畑の生き物と共に

農園の生き物の事を絵日記風に書いてます。自身も土と共に生きたいと思って転職した中年農業5年生。

オオタバコガの翅には眉毛繋がり顔がある?

オオタバコガ
オオタバコガ posted by (C)カール茅ヶ崎

オオタバコガ、こいつはトマトに被害をもたらす大害虫だ。

成虫の画像をネットで検索していたら、眉毛の繋がった人の顔に見えてきた。

蝶類の紋は個体によって違いがあるらしいが、目玉模様があるものが多いと思う。鳥を驚かして食べられにくい模様のものが生き残ってきたのだろうが、こいつには毛深い眉がある。

春日の局の眉は繋がっていたとか。中国奥地の少数民族の中には眉の繋がった女性が美しいといわれるとか聞く。それと何か関係があるのか。

オオタバコガは東南アジアで綿の害虫として知られていたが、元々日本にいたものに加えて、近年大挙やってきて大発生し様々な作物に大被害を与えるようになったらしい。中国産野菜が大量にやってきて国産野菜農家を圧迫しているのと似た状況か。眉毛繋がり顔のこの害虫も中国方面からやって来たのだな。

 

トマト・ナス・キュウリ・ピーマンからウリ科野菜に至るまで加害する。しかも幼虫は作物の中に穴をあけて入り込むから農薬が効きにくい。トマトでは新芽の所に卵を産み付け、(卵は成虫1匹で200~300産むそうだ。)それが孵化すると芽や茎・花の蕾を食べる。茎の中に入り込んでその上を枯らす。1匹の幼虫が次から次と場所を移る。実の方にも穴をあけて入る。上から順に加害して最後は土の上に移動して蛹になる。

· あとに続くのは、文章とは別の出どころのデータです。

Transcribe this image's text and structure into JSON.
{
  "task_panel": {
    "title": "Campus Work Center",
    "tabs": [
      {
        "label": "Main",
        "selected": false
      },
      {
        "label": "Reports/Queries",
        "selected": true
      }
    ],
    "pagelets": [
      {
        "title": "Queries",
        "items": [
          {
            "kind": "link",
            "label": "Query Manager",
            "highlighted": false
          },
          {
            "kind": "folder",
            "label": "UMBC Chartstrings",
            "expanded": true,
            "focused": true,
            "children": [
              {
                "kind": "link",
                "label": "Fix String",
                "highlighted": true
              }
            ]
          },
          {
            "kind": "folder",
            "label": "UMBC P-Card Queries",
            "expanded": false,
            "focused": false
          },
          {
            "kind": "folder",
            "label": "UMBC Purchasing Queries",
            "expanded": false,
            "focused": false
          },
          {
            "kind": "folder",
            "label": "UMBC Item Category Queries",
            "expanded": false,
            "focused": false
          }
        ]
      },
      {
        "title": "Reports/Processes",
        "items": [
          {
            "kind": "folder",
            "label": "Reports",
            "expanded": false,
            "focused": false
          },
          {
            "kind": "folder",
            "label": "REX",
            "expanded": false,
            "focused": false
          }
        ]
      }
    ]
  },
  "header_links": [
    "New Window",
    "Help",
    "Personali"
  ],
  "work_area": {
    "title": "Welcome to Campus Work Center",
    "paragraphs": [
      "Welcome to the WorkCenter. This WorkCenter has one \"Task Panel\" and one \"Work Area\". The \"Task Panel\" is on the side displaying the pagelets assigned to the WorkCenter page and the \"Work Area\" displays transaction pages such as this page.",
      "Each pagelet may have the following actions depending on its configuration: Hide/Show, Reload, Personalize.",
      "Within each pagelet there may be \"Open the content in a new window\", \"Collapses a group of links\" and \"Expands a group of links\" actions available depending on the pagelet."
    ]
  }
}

トマトにこいつが取り付かないように4ミリ目のネットで株全体を覆うか、それが出来なければ作物の内部に入り込む前の身をさらした状態の幼虫を見つけ潰すか、もしくは農薬を使うしかない。

8月から12月に4世代が交替で発生するというから、この時期にBT剤を使うか、「マッチ乳剤」・「コテツフロアブル」・「アニキ乳剤」等が効くそうだからこれを散布する。

 

僕の畑のトマト圃場には雨よけパイプの上に大きな漁網を掛けてあるが、網目が10ミリくらいもあり、所々に破れ穴が開いた古い漁網だから、体長15ミリくらいの成虫の侵入を完全に防ぐには不十分だろう。(10ミリ目では頭から潜り込めそう)

人体に無害だというBT剤を使おう。それから一つの農薬だけを使い続けると耐性ができるかもしれないので、「コテツ・・」も買っておこう。